No longer will you be the oddball in the crowd, little brother.
I know you don't believe me now,
but hear my optimistic cheer, little brother.

I'm here to love you,
guide you,
kiss you,
steal your taste of defeat,
help you put your loneliness aside.
I'm by your side.
Together
you and I
will fly.

Applause and murmurs of "beautiful," "strong," and "awright Destiny" fill the room.
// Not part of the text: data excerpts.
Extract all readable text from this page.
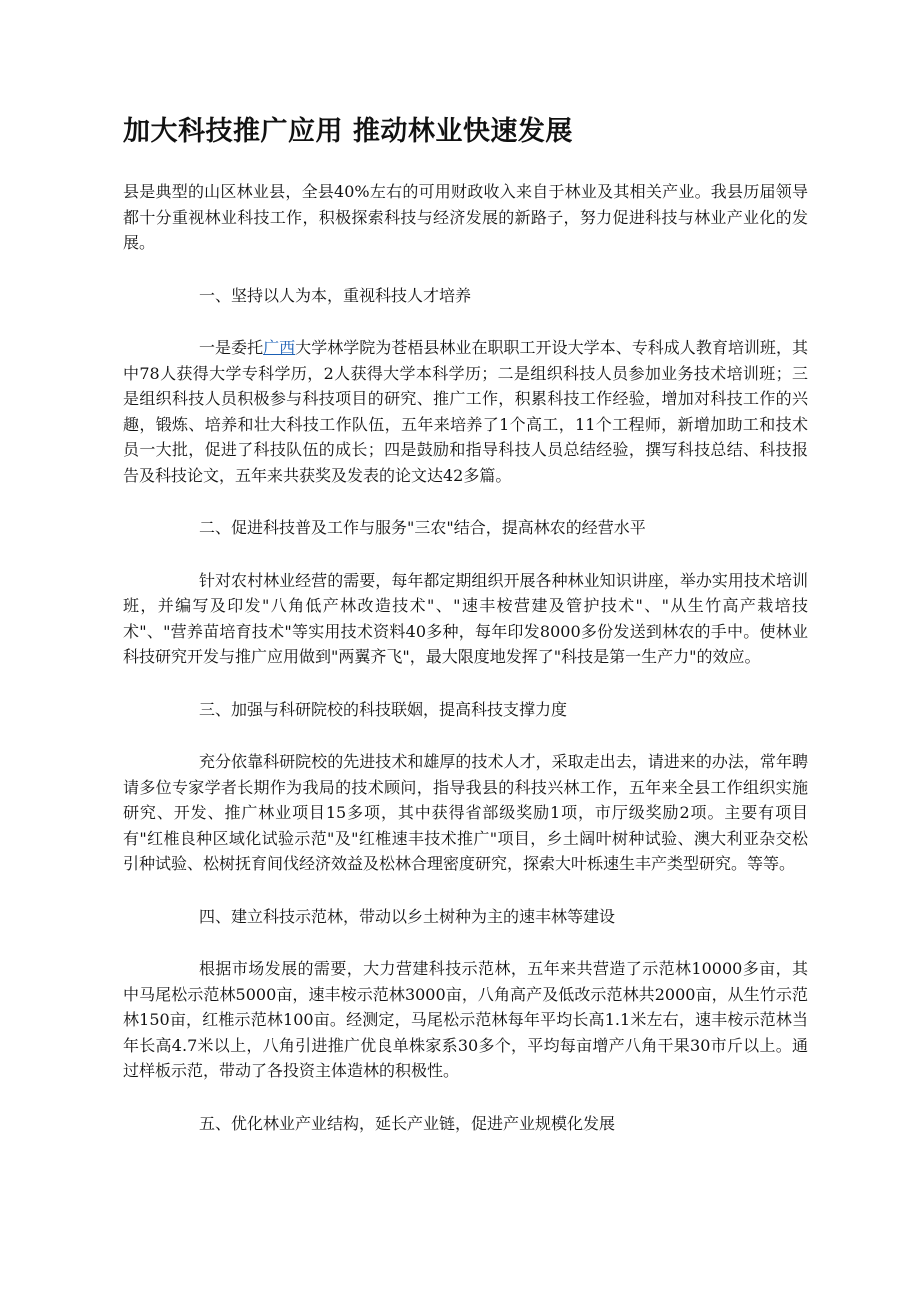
加大科技推广应用 推动林业快速发展

县是典型的山区林业县，全县40%左右的可用财政收入来自于林业及其相关产业。我县历届领导都十分重视林业科技工作，积极探索科技与经济发展的新路子，努力促进科技与林业产业化的发展。

一、坚持以人为本，重视科技人才培养

一是委托广西大学林学院为苍梧县林业在职职工开设大学本、专科成人教育培训班，其中78人获得大学专科学历，2人获得大学本科学历；二是组织科技人员参加业务技术培训班；三是组织科技人员积极参与科技项目的研究、推广工作，积累科技工作经验，增加对科技工作的兴趣，锻炼、培养和壮大科技工作队伍，五年来培养了1个高工，11个工程师，新增加助工和技术员一大批，促进了科技队伍的成长；四是鼓励和指导科技人员总结经验，撰写科技总结、科技报告及科技论文，五年来共获奖及发表的论文达42多篇。

二、促进科技普及工作与服务"三农"结合，提高林农的经营水平

针对农村林业经营的需要，每年都定期组织开展各种林业知识讲座，举办实用技术培训班，并编写及印发"八角低产林改造技术"、"速丰桉营建及管护技术"、"从生竹高产栽培技术"、"营养苗培育技术"等实用技术资料40多种，每年印发8000多份发送到林农的手中。使林业科技研究开发与推广应用做到"两翼齐飞"，最大限度地发挥了"科技是第一生产力"的效应。

三、加强与科研院校的科技联姻，提高科技支撑力度

充分依靠科研院校的先进技术和雄厚的技术人才，采取走出去，请进来的办法，常年聘请多位专家学者长期作为我局的技术顾问，指导我县的科技兴林工作，五年来全县工作组织实施研究、开发、推广林业项目15多项，其中获得省部级奖励1项，市厅级奖励2项。主要有项目有"红椎良种区域化试验示范"及"红椎速丰技术推广"项目，乡土阔叶树种试验、澳大利亚杂交松引种试验、松树抚育间伐经济效益及松林合理密度研究，探索大叶栎速生丰产类型研究。等等。

四、建立科技示范林，带动以乡土树种为主的速丰林等建设

根据市场发展的需要，大力营建科技示范林，五年来共营造了示范林10000多亩，其中马尾松示范林5000亩，速丰桉示范林3000亩，八角高产及低改示范林共2000亩，从生竹示范林150亩，红椎示范林100亩。经测定，马尾松示范林每年平均长高1.1米左右，速丰桉示范林当年长高4.7米以上，八角引进推广优良单株家系30多个，平均每亩增产八角干果30市斤以上。通过样板示范，带动了各投资主体造林的积极性。

五、优化林业产业结构，延长产业链，促进产业规模化发展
Crowd support grows rowdier once the open mike starts. Denisse kicks it off, morphing in an instant from a circumspect teen into a truth ninja, hurling hard-won wisdom in her anthemic "My Bronx" ("America. / Shut up. / Dare to observe us in silence. / Get away from the 5 o'clock news / and come live with us. / For years, not for two weeks— / and then you can talk."). She amplifies the verse through the theatrical lifting and lowering of her voice, the punching and jabbing that punctuates the words—all stagecraft she's developed at DreamYard. (Says writer and teacher Renée Watson, they work with the kids to help them drop their "slam poet voice"—that knee-jerk angry cadence they've all learned from rap music—in favor of something truer to the piece they've written, something more their own.) Standing in the back of the room, Caroline Kennedy seems transported, feeling the rhythm Denisse weaves with her words. Like Denisse, every subsequent poet is ushered to and from the stage with supportive shout-outs and hugs.

Because they know. They all know what this requires—to take your emotions and wrestle with them publicly, to manhandle them, mash them up, and turn them into something fierce you could almost ride right out of here. What they also know: Poetry is many things, not least of which is power.